Dal punto di vista microbiologico, la soluzione per infusione pronta all’uso deve essere utilizzata immediatamente. Se la soluzione non viene utilizzata immediatamente, è responsabilità dell’utilizzatore garantire la durata e le condizioni di conservazione della soluzione pronta all’uso.

Condizioni di conservazione.

Conservare a 2–8 °C nella confezione originale, al riparo dalla luce, in un luogo inaccessibile ai bambini.

Incompatibilità.

La doxorubicina non deve essere mescolata con eparina, poiché l’incompatibilità chimica può causare precipitazione. La doxorubicina non deve essere mescolata con altre sostanze. Evitare il contatto con soluzioni alcaline, poiché ciò potrebbe causare l’idrolisi della doxorubicina.

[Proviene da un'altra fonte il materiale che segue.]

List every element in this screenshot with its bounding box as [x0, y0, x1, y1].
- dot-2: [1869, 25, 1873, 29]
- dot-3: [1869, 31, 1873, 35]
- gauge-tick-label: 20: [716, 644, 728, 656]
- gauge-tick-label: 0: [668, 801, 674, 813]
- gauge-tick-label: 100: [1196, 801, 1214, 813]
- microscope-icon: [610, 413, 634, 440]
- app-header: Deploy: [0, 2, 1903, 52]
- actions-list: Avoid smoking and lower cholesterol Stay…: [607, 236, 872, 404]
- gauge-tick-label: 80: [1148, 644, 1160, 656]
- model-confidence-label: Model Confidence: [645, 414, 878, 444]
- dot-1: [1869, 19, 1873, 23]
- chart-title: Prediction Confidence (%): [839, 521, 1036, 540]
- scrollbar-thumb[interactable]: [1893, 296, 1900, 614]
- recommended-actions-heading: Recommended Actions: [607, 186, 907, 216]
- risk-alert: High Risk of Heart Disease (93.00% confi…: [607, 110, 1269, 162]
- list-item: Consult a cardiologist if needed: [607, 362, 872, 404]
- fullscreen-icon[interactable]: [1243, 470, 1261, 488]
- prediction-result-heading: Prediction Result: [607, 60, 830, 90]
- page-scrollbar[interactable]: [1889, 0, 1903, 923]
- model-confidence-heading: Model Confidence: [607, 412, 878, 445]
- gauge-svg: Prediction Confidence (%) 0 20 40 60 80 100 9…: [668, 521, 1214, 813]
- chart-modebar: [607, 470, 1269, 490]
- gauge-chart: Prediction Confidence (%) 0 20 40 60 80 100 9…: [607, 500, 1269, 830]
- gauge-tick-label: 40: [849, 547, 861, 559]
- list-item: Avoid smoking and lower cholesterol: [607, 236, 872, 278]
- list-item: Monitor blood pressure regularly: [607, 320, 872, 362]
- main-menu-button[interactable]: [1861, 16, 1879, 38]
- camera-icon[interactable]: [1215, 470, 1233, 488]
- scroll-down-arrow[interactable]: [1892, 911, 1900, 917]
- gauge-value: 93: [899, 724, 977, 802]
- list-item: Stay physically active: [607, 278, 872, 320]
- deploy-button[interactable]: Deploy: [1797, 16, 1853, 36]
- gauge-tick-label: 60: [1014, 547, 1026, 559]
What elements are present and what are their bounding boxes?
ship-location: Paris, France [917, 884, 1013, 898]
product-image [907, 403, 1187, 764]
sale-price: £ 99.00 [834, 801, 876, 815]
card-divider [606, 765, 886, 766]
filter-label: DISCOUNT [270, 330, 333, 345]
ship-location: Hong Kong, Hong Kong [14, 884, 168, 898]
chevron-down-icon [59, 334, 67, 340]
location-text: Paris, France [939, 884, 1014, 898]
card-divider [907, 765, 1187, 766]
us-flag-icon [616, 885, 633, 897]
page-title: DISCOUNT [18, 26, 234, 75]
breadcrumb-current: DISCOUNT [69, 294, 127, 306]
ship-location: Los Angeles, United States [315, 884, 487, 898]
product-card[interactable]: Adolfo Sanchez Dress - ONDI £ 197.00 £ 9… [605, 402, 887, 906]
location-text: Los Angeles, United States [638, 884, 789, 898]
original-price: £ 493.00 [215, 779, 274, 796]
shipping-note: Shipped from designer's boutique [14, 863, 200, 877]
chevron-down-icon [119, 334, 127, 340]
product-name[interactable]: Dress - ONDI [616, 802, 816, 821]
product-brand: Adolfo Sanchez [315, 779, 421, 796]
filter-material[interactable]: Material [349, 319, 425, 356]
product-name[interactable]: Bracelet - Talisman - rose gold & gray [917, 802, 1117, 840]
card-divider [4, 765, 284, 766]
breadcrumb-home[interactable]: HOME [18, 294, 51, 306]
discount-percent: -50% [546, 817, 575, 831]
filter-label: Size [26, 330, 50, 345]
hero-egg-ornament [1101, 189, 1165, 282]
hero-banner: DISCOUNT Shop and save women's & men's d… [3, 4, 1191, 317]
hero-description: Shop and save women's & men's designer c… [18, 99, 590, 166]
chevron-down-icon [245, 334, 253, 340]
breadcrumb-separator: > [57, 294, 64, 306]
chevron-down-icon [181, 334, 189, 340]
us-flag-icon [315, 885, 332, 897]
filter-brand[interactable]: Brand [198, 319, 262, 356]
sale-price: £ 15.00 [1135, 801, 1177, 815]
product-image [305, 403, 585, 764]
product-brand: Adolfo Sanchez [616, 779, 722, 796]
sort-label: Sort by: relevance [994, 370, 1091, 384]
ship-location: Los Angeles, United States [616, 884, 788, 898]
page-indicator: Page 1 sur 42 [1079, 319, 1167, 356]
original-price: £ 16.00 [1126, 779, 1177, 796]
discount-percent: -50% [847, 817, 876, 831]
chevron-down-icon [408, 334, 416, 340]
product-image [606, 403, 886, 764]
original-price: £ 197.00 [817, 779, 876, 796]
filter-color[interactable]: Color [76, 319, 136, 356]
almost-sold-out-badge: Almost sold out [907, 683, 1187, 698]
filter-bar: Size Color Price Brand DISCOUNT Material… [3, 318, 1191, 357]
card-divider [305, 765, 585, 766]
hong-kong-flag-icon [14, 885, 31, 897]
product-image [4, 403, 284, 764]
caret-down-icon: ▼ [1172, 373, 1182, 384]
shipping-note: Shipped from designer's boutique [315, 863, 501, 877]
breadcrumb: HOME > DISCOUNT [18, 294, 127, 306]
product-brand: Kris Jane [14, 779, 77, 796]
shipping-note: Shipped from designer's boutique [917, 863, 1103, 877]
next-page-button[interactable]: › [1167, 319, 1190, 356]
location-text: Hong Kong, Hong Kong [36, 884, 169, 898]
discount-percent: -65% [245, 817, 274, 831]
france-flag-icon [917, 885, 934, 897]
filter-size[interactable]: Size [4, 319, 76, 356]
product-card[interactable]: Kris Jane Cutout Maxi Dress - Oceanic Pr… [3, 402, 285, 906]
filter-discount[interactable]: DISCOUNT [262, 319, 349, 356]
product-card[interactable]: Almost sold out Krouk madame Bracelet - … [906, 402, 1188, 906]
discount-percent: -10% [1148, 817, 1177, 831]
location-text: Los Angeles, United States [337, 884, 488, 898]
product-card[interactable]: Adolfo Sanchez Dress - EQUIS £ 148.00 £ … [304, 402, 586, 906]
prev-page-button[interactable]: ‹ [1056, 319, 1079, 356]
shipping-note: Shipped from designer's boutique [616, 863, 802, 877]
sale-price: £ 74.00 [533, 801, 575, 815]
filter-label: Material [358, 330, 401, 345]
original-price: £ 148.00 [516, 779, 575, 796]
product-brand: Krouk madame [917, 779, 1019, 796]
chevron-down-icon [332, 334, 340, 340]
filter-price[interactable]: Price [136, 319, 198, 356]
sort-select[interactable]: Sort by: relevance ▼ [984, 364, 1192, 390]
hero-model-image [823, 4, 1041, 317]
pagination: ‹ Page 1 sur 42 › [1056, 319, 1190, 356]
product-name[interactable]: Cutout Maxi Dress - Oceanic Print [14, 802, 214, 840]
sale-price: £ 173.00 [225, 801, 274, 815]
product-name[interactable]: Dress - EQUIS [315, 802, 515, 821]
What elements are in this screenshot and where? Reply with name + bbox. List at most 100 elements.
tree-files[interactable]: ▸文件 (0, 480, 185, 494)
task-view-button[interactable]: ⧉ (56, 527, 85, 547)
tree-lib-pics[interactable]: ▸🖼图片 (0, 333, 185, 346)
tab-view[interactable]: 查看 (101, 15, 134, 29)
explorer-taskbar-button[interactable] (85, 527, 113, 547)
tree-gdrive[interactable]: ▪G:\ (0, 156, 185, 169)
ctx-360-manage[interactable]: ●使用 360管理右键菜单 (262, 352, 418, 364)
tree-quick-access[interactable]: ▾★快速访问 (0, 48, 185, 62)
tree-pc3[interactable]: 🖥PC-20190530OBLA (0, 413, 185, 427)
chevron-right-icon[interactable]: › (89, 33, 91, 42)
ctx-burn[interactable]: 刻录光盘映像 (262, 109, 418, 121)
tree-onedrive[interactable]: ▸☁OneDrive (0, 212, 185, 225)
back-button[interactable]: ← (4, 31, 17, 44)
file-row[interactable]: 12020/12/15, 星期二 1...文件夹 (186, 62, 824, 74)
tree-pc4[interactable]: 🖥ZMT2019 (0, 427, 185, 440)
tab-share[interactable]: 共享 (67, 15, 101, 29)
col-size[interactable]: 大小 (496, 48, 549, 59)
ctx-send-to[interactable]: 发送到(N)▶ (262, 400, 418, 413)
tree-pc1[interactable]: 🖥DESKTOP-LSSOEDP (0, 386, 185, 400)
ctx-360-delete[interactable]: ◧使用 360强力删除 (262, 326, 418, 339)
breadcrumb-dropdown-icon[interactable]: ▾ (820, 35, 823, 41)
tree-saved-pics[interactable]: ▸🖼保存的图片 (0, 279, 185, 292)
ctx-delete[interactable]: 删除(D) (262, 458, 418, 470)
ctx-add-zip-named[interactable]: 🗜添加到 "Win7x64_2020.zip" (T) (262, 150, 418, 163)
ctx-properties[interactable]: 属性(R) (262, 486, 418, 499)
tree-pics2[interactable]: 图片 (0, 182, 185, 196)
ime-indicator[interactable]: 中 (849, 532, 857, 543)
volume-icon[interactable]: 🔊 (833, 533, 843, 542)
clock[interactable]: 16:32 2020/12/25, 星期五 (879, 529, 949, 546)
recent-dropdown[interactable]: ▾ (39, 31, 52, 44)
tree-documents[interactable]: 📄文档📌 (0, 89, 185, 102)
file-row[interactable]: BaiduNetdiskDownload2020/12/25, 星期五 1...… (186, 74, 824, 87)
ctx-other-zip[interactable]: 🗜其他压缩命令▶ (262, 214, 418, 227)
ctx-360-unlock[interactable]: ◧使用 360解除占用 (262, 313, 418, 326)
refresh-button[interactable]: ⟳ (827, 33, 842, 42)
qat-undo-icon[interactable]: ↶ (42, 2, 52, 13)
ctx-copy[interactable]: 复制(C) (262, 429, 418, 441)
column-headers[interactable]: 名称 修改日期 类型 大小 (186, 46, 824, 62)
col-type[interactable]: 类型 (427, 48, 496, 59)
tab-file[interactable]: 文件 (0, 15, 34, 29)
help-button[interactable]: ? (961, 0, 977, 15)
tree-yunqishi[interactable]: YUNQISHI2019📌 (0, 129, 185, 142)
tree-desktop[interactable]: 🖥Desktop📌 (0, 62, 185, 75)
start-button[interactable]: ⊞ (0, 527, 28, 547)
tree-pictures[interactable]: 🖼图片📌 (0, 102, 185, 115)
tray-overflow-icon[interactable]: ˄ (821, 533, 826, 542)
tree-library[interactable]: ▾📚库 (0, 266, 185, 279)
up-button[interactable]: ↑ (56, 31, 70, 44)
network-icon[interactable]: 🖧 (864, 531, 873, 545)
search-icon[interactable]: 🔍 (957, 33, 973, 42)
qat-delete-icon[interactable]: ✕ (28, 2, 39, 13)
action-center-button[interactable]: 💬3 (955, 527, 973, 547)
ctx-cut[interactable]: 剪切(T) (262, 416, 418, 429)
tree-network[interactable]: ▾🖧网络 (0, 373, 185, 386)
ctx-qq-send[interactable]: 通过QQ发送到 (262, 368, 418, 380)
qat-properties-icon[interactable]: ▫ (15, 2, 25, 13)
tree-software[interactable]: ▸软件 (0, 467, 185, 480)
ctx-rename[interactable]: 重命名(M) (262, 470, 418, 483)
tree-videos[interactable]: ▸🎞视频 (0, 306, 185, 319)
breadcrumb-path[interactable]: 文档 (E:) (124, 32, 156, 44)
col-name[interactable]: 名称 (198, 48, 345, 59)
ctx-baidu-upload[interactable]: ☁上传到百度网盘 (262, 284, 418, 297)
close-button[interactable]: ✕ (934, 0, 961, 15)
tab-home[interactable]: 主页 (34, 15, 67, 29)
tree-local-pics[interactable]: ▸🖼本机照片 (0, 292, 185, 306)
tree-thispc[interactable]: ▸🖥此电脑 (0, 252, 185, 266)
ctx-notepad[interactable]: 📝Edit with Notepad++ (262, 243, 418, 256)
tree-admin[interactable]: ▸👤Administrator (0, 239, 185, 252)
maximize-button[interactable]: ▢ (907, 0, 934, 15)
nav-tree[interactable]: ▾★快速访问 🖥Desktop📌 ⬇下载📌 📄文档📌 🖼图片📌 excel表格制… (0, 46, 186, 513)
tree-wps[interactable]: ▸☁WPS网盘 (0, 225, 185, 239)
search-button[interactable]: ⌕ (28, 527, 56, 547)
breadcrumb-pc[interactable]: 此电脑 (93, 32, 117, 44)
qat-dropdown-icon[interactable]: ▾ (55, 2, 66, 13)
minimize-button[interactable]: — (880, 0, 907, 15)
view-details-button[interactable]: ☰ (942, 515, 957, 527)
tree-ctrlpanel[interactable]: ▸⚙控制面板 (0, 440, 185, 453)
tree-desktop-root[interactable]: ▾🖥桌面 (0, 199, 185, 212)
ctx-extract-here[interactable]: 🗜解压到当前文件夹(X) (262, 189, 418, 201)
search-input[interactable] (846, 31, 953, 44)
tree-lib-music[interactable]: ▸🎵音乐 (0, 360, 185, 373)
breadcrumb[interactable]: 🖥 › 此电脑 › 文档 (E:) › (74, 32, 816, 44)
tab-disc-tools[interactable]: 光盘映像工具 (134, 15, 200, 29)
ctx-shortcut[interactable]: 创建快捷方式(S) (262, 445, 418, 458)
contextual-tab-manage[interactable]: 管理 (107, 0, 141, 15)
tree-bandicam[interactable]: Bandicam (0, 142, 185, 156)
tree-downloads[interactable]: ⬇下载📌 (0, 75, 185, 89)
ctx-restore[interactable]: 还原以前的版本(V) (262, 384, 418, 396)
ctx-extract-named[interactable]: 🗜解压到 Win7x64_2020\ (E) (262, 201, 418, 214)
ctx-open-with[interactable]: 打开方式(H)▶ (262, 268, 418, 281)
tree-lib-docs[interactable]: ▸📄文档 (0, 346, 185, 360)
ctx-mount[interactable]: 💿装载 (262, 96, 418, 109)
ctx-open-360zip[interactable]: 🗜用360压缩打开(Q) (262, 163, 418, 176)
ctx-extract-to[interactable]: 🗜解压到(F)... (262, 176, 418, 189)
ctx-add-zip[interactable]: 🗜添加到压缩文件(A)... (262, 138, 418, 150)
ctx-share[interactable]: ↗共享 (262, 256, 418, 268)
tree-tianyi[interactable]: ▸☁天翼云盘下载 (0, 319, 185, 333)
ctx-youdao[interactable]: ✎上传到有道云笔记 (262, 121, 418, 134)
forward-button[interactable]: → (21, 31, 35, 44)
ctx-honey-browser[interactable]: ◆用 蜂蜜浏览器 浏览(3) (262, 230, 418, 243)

La doxorubicina non deve essere mescolata con fluorouracile (ad esempio, nello stesso flacone per infusione o nel ramo a Y del sistema di infusione), poiché sono stati segnalati casi di incompatibilità dovuti alla possibile formazione di un precipitato. Se è necessaria una terapia concomitante con doxorubicina e fluorouracile, si raccomanda di effettuare un lavaggio del catetere dopo la somministrazione di questi farmaci.

Confezione.

5 ml, 10 ml, 25 ml o 100 ml di soluzione in un flacone; 1 flacone per confezione di cartone.

Categoria di prescrizione.

Sotto prescrizione medica.

Produttore.

Timoorgan Pharma GmbH.

Sede del produttore e indirizzo del luogo di esercizio dell’attività.

Schiffgraben 23, Goslar, Bassa Sassonia, 38690, Germania.